The case against absorption is the cost structure. CodeQL already takes 10 to 60 minutes per build for semantic analysis; layering an LLM agent’s per-primitive protocol reasoning on top is a different compute profile and a different unit economics. A SAST vendor that bolts agent verification onto every scan pays per-inference for a capability whose real-world precision on protocol-context bugs is not yet measured. The likely settlement is tiering: pattern-based crypto detection stays in the always-on scan, and agent-verified protocol-context reasoning runs as a higher-cost tier or a targeted pass on the flagged findings rather than the whole corpus.
For an appsec buyer evaluating Chai-class systems today, the discipline is the same one the 2025 study imposes: treat every quantitative claim as needing its own source anchor, treat every agent finding as needing human confirmation, and treat the dependency-graph propagation as the durable idea regardless of how the headline count holds up under review. The preprint is a strong structural argument wearing a strong-sounding result. The argument is what will outlive the next round of corrections. The result is what will be checked first.
Frequently Asked Questions
How does Chai’s finding rate compare to agentic results on other security benchmarks?
The closest published reference point is CyberChainBench, a smart-contract benchmark, where the best agent-model configuration scored 37.5% on detection, 43.7% on exploitation, and 23.4% on patching. Those numbers anchor where agentic security reasoning currently ceilings out on a comparable vuln-discovery task, and they explain why Chai confines the agent to library-level confirmation and offloads consumer-level propagation to a deterministic graph traversal.
What is the blast radius if the agent misclassifies a library-level discrepancy?
A false positive at the library level does not stay local. Chai propagates each confirmed flaw across the dependency graph, so a single misclassified divergence becomes a finding in every downstream consumer that transitively imports the library. The abstract publishes no per-library precision figure, which means the spread of one agent error is unmeasured in the preprint.

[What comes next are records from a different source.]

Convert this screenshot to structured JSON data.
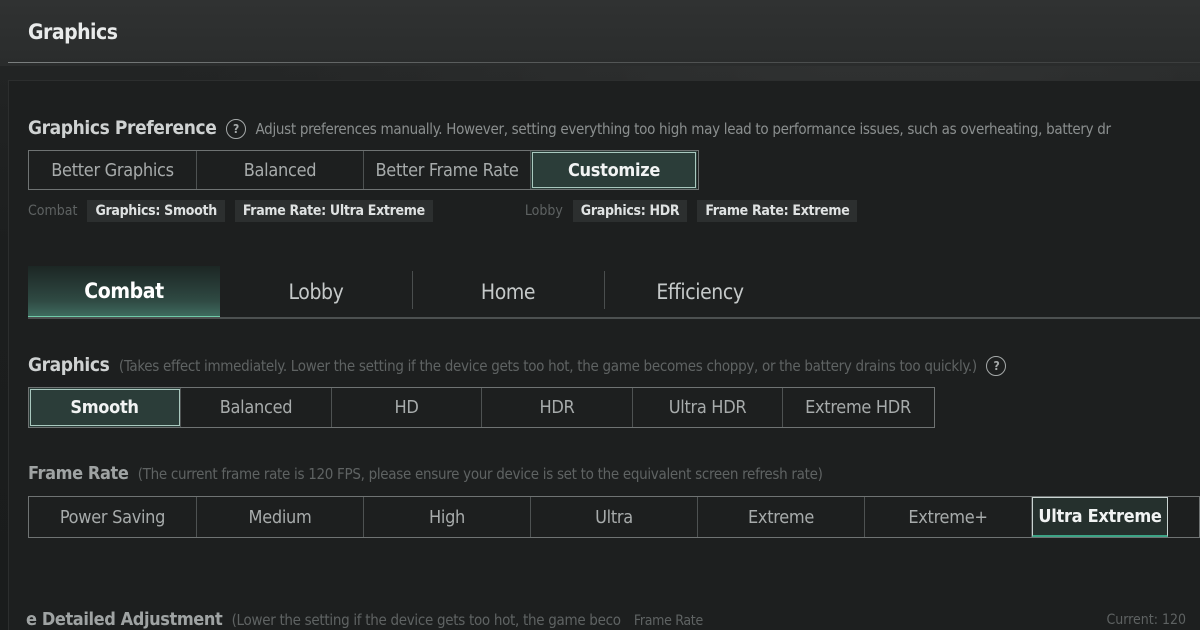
{
  "header": {
    "title": "Graphics"
  },
  "preference": {
    "label": "Graphics Preference",
    "help_icon": "question-circle-icon",
    "description": "Adjust preferences manually. However, setting everything too high may lead to performance issues, such as overheating, battery dr",
    "options": [
      "Better Graphics",
      "Balanced",
      "Better Frame Rate",
      "Customize"
    ],
    "selected": "Customize"
  },
  "summary": {
    "combat_label": "Combat",
    "combat_chips": [
      "Graphics: Smooth",
      "Frame Rate: Ultra Extreme"
    ],
    "lobby_label": "Lobby",
    "lobby_chips": [
      "Graphics: HDR",
      "Frame Rate: Extreme"
    ]
  },
  "tabs": {
    "items": [
      "Combat",
      "Lobby",
      "Home",
      "Efficiency"
    ],
    "active": "Combat"
  },
  "graphics": {
    "label": "Graphics",
    "description": "(Takes effect immediately. Lower the setting if the device gets too hot, the game becomes choppy, or the battery drains too quickly.)",
    "help_icon": "question-circle-icon",
    "options": [
      "Smooth",
      "Balanced",
      "HD",
      "HDR",
      "Ultra HDR",
      "Extreme HDR"
    ],
    "selected": "Smooth"
  },
  "frame_rate": {
    "label": "Frame Rate",
    "description": "(The current frame rate is 120 FPS, please ensure your device is set to the equivalent screen refresh rate)",
    "options": [
      "Power Saving",
      "Medium",
      "High",
      "Ultra",
      "Extreme",
      "Extreme+",
      "Ultra Extreme"
    ],
    "selected": "Ultra Extreme"
  },
  "detailed": {
    "label": "e Detailed Adjustment",
    "description": "(Lower the setting if the device gets too hot, the game beco",
    "sub_label": "Frame Rate",
    "current": "Current: 120"
  },
  "colors": {
    "accent": "#6fcaa8",
    "selected_bg": "#2b3d39",
    "background": "#1c1e1e"
  }
}
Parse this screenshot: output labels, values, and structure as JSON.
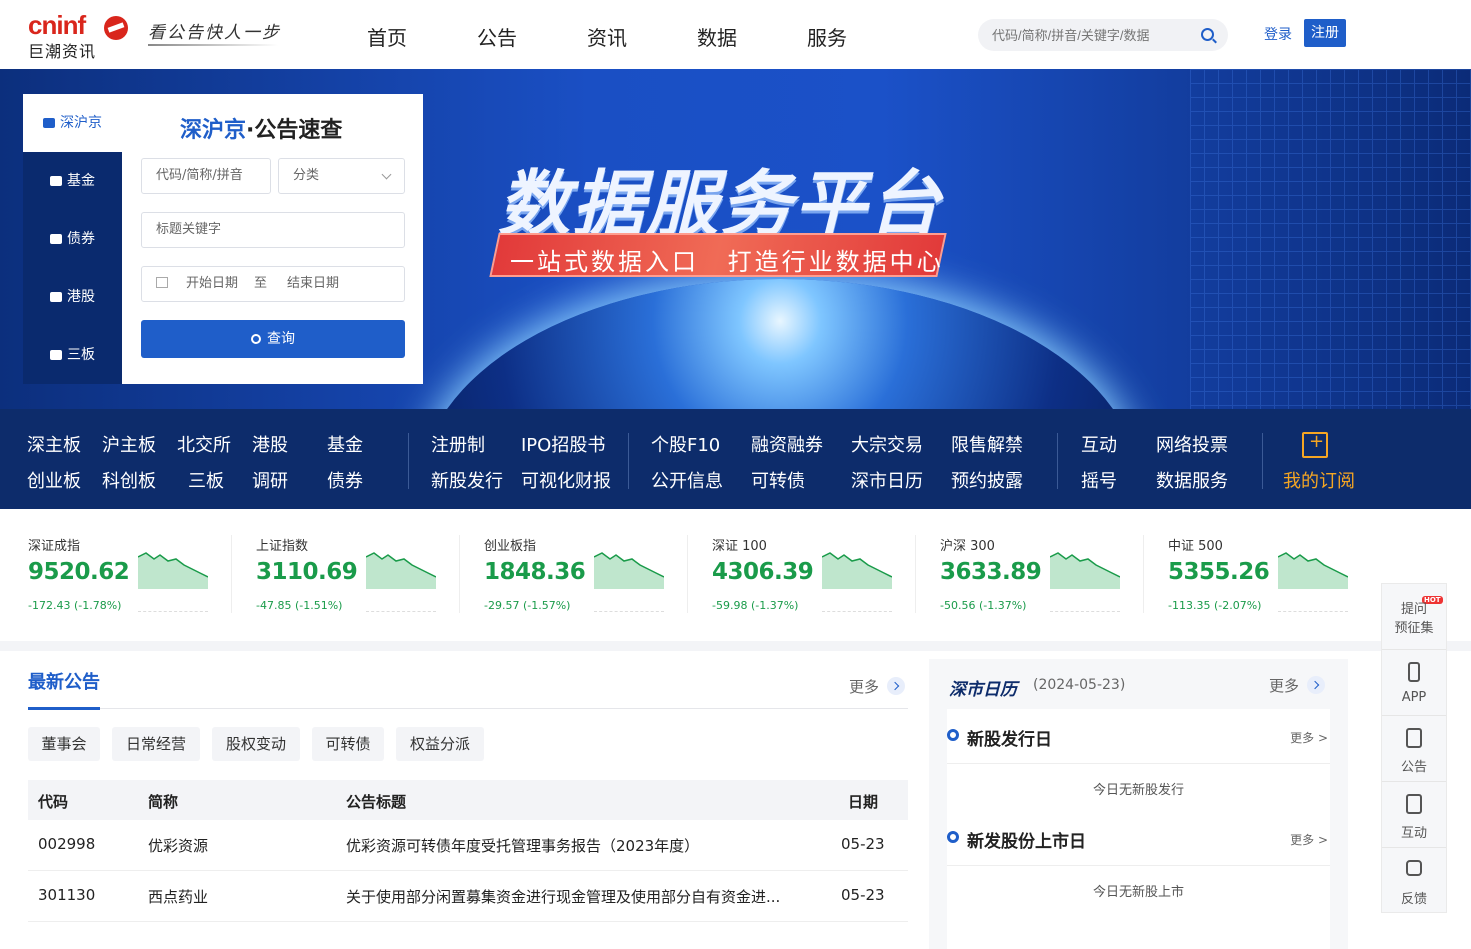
{
  "header": {
    "brand": "cninf",
    "brand_cn": "巨潮资讯",
    "slogan": "看公告快人一步",
    "nav": [
      "首页",
      "公告",
      "资讯",
      "数据",
      "服务"
    ],
    "search_placeholder": "代码/简称/拼音/关键字/数据",
    "login": "登录",
    "register": "注册"
  },
  "hero": {
    "title": "数据服务平台",
    "subtitle": "一站式数据入口 打造行业数据中心"
  },
  "query_panel": {
    "tabs": [
      "深沪京",
      "基金",
      "债券",
      "港股",
      "三板"
    ],
    "title_highlight": "深沪京",
    "title_rest": "·公告速查",
    "code_placeholder": "代码/简称/拼音",
    "category": "分类",
    "keyword_placeholder": "标题关键字",
    "start_date": "开始日期",
    "to": "至",
    "end_date": "结束日期",
    "query": "查询"
  },
  "quick_nav": {
    "group1": [
      "深主板",
      "沪主板",
      "北交所",
      "港股",
      "基金",
      "创业板",
      "科创板",
      "三板",
      "调研",
      "债券"
    ],
    "group2": [
      "注册制",
      "IPO招股书",
      "新股发行",
      "可视化财报"
    ],
    "group3": [
      "个股F10",
      "融资融券",
      "大宗交易",
      "限售解禁",
      "公开信息",
      "可转债",
      "深市日历",
      "预约披露"
    ],
    "group4": [
      "互动",
      "网络投票",
      "摇号",
      "数据服务"
    ],
    "subscribe": "我的订阅"
  },
  "indices": [
    {
      "name": "深证成指",
      "value": "9520.62",
      "change": "-172.43 (-1.78%)"
    },
    {
      "name": "上证指数",
      "value": "3110.69",
      "change": "-47.85 (-1.51%)"
    },
    {
      "name": "创业板指",
      "value": "1848.36",
      "change": "-29.57 (-1.57%)"
    },
    {
      "name": "深证 100",
      "value": "4306.39",
      "change": "-59.98 (-1.37%)"
    },
    {
      "name": "沪深 300",
      "value": "3633.89",
      "change": "-50.56 (-1.37%)"
    },
    {
      "name": "中证 500",
      "value": "5355.26",
      "change": "-113.35 (-2.07%)"
    }
  ],
  "announcements": {
    "title": "最新公告",
    "more": "更多",
    "chips": [
      "董事会",
      "日常经营",
      "股权变动",
      "可转债",
      "权益分派"
    ],
    "columns": [
      "代码",
      "简称",
      "公告标题",
      "日期"
    ],
    "rows": [
      {
        "code": "002998",
        "name": "优彩资源",
        "title": "优彩资源可转债年度受托管理事务报告（2023年度）",
        "date": "05-23"
      },
      {
        "code": "301130",
        "name": "西点药业",
        "title": "关于使用部分闲置募集资金进行现金管理及使用部分自有资金进...",
        "date": "05-23"
      }
    ]
  },
  "calendar": {
    "title": "深市日历",
    "date": "(2024-05-23)",
    "more": "更多",
    "events": [
      {
        "title": "新股发行日",
        "more": "更多 >",
        "note": "今日无新股发行"
      },
      {
        "title": "新发股份上市日",
        "more": "更多 >",
        "note": "今日无新股上市"
      }
    ]
  },
  "sidebar": {
    "items": [
      {
        "label": "提问\n预征集",
        "badge": "HOT"
      },
      {
        "label": "APP"
      },
      {
        "label": "公告"
      },
      {
        "label": "互动"
      },
      {
        "label": "反馈"
      }
    ]
  },
  "colors": {
    "brand": "#d9261c",
    "primary": "#1f5ec9",
    "nav_bg": "#0d2c6b",
    "down": "#1a9b4a"
  }
}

Why are X.509, JWT, and SAML the only protocols in the evaluation?
All three are protocols with multiple independent implementations against a shared specification, which is the precondition for differential testing to produce a discrepancy in the first place. A protocol with a single canonical implementation gives Chai nothing to compare against, and a protocol where implementation divergences are spec-permissible rather than defective would generate leads the agent has no grounds to confirm.
What would force SAST vendors to absorb this capability rather than price it as a separate product?
The forcing function is whether protocol-context reasoning can be expressed as a query. If the composition checks Chai’s agent performs collapse into a CodeQL or Semgrep rule pack, the capability folds into the existing scan and the standalone product loses its wedge. If the reasoning stays irreducibly per-primitive and requires an LLM call per finding, the standalone product keeps its margin and SAST vendors tier it rather than own it outright.